Rezension zu Dragon Quest VII: Reimagined – Segel getrimmt, aber nicht genug getrimmt

Dragon Quest VII? Warum? Das war die Frage, als ich von diesem Remake hörte. Square Enix hatte erfolgreich HD-2D-Portierungen von Dragon Quest III und ein kombiniertes Paket für I-II erstellt. Es schien beabsichtigt zu sein, klassische Dragon Quest-Spiele wiederzubeleben, insbesondere für Neulinge, die sie beim ersten Mal verpasst hatten. Ich war einer dieser Neulinge und hatte nur eine Handvoll davon ausprobiert. Aber warum sollten wir uns Dragon Quest VII ansehen, das bekanntermaßen eines der abstoßendsten und aufgeblähtesten Spiele der Serie ist? Nach über 40 Stunden bin ich mir immer noch nicht ganz sicher. Dragon Quest VII: Reimagined leistet hervorragende Arbeit bei der Präsentation der Welt und der spirituellen Ästhetik von Dragon Quest, und seine Suite an Tools und Verknüpfungen zur Lebensqualität wird geschätzt, weil sie den Spielfluss beschleunigen. Aber es wirkt trotz allem oft verschlungen und altmodisch.
Dragon Quest VII handelt von zwei Freunden – Auster, dem Sohn eines bescheidenen Fischers in einer Hafenstadt, und Kiefer, dem fürstlichen Erben ihres Königreichs.

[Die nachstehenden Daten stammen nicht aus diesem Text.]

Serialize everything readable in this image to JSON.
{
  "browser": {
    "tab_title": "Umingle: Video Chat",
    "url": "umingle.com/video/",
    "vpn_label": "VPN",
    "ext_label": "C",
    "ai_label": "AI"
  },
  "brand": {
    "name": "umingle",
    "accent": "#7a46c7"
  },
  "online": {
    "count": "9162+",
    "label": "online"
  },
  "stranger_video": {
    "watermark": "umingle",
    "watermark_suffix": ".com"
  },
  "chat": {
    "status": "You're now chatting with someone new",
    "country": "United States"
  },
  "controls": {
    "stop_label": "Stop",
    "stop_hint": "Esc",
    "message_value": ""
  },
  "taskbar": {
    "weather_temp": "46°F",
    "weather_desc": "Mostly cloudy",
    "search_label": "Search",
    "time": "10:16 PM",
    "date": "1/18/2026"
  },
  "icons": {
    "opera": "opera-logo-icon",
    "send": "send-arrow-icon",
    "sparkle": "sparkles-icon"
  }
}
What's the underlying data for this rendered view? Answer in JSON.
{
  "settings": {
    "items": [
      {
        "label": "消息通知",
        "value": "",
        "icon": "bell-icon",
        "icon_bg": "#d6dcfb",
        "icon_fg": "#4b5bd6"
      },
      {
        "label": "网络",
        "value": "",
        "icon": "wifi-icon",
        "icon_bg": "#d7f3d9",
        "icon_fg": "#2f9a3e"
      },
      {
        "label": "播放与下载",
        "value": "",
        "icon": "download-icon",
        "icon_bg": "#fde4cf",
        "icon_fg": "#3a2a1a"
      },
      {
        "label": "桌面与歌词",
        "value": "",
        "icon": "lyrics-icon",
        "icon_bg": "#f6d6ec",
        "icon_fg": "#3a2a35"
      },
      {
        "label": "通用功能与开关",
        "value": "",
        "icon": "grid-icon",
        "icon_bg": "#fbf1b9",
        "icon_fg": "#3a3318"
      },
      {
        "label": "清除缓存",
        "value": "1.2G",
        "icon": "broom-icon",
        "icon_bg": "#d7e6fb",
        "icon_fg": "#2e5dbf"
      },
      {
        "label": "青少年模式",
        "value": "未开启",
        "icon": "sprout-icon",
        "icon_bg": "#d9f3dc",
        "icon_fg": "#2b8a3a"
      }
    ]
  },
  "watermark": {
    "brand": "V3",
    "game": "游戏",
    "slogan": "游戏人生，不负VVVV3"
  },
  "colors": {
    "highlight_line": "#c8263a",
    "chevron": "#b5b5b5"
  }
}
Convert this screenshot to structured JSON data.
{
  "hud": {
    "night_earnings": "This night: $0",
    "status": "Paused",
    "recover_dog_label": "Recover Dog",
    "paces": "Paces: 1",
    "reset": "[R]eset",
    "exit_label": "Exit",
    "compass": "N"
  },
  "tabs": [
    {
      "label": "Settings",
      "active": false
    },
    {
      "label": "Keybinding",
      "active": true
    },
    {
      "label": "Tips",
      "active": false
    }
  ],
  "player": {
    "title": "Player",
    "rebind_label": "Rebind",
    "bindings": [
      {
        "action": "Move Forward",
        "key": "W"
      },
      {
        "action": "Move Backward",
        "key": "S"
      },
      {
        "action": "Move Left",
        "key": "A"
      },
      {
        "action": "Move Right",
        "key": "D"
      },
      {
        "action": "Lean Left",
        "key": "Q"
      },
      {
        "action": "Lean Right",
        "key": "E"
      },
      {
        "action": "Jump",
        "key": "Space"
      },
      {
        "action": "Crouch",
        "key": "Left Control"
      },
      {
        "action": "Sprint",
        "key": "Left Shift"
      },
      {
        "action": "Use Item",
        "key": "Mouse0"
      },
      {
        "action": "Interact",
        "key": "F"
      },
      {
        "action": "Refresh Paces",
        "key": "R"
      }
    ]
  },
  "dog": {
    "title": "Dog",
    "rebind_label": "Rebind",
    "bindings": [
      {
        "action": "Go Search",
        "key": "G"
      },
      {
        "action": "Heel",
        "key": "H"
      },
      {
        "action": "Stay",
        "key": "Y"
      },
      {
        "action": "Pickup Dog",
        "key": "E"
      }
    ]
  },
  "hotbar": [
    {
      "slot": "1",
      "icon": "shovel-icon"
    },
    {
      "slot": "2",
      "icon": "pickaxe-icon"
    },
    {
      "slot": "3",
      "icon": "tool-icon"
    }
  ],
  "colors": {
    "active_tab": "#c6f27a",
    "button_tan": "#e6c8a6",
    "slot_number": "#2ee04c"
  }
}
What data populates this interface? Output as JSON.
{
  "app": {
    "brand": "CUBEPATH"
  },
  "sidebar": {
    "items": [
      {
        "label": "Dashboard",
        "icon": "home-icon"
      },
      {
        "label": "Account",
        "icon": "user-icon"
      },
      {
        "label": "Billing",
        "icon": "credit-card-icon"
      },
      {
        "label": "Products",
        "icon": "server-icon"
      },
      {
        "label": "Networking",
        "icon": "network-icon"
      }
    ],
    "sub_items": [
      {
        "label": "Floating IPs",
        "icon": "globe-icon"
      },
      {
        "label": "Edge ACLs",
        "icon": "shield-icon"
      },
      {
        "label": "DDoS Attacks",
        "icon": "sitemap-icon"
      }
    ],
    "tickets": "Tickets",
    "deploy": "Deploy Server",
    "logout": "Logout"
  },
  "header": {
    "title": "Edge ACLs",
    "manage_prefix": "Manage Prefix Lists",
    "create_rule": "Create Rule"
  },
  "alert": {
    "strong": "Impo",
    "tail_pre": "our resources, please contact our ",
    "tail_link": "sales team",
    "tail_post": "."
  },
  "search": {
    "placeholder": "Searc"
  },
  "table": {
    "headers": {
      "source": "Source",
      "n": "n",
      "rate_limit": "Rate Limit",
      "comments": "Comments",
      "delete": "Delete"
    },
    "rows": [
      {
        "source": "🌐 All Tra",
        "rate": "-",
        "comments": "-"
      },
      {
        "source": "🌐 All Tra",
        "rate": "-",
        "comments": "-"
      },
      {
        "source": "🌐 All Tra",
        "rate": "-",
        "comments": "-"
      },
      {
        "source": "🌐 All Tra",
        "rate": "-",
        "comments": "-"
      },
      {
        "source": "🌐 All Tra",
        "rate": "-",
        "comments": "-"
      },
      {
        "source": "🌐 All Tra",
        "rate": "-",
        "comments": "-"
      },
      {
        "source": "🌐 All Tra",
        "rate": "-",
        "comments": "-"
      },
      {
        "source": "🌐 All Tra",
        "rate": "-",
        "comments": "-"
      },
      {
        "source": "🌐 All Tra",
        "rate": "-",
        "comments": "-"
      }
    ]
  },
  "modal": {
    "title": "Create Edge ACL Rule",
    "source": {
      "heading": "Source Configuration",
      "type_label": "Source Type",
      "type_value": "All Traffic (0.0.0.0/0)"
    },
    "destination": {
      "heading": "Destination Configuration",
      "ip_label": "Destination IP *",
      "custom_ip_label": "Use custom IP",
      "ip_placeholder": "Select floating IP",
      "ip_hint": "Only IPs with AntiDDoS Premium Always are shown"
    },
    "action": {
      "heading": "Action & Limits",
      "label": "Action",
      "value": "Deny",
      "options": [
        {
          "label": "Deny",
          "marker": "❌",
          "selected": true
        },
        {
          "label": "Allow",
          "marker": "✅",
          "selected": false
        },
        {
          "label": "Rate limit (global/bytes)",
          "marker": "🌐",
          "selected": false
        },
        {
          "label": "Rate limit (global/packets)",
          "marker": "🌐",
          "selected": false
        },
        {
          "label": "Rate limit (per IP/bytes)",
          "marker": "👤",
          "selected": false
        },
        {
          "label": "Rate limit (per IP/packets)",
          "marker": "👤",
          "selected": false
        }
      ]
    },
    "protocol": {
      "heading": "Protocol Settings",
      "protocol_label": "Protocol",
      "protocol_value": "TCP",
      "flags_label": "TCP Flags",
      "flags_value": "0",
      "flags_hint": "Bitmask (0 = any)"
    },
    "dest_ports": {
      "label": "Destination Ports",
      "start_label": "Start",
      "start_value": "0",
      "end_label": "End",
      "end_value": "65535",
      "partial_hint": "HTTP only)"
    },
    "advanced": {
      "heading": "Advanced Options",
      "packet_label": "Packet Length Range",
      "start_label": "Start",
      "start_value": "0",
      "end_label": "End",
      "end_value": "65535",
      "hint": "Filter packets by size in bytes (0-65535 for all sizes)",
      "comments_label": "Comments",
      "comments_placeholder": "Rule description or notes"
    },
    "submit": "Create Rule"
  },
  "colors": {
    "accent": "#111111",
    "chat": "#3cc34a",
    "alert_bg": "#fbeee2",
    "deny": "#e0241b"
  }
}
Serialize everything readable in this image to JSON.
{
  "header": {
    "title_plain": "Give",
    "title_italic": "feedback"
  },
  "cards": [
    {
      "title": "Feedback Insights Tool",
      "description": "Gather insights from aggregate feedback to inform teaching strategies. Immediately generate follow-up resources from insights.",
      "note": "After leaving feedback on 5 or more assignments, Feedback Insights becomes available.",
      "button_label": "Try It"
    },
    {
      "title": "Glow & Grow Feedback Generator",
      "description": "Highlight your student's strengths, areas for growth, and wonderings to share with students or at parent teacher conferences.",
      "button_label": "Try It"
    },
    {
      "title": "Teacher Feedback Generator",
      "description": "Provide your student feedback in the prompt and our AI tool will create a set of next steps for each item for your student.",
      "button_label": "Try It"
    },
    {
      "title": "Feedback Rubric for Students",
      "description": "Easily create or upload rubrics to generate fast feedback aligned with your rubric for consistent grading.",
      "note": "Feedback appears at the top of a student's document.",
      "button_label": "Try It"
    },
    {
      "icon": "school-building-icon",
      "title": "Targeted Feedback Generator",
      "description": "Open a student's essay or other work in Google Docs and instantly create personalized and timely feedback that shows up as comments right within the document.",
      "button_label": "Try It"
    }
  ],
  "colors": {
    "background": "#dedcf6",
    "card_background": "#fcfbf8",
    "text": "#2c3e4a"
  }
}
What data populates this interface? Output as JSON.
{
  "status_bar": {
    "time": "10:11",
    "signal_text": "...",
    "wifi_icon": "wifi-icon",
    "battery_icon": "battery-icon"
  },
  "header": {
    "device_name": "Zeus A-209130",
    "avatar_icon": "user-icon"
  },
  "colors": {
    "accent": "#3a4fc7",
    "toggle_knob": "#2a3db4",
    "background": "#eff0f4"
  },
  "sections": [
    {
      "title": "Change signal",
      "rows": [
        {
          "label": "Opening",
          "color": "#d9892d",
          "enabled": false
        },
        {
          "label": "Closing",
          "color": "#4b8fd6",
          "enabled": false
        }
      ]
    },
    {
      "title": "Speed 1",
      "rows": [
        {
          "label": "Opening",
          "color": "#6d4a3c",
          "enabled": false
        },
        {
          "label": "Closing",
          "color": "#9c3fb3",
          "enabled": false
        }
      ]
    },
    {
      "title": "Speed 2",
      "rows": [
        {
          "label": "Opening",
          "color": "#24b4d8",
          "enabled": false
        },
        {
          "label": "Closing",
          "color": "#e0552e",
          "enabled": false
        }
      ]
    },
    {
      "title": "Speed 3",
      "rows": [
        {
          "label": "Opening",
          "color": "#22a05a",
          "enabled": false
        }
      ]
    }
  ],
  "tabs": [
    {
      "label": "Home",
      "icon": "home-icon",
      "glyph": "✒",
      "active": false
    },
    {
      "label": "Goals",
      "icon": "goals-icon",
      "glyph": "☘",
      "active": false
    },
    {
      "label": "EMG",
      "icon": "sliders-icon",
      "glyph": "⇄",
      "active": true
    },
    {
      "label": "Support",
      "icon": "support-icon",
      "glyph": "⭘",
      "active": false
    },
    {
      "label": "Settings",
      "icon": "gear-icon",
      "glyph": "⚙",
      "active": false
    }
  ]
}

Die beiden sind davon überzeugt, dass es auf der Welt mehr gibt als ihr bescheidenes Königreich, doch als das Abenteuer beginnt, ist das in Wirklichkeit nicht der Fall. Ihre Insel ist die einzige Landmasse auf der Karte und die Welt ist isoliert und einsam. Dies ist im Wesentlichen eine Welt, in der der Bösewicht bereits gewonnen und fast den gesamten Planeten ausgelöscht hat. Im weiteren Verlauf des Abenteuers gesellen sich zu den beiden weitere Gefährten und sie beginnen, magische Tafeln zu finden, die sie in die Vergangenheit zurückversetzen und dabei helfen, ein historisches Unrecht zu korrigieren oder ein Übel in der Vergangenheit zu überwinden, wodurch diese Insel dann in der Gegenwart wiederhergestellt wird. Diese Struktur geht manchmal an düstere Orte, da jede Insel ein Ort ist, der in der Vergangenheit letztlich zum Scheitern verurteilt war, oft aufgrund der eigenen Hybris oder der Unfähigkeit, zu einer Einigung zu kommen.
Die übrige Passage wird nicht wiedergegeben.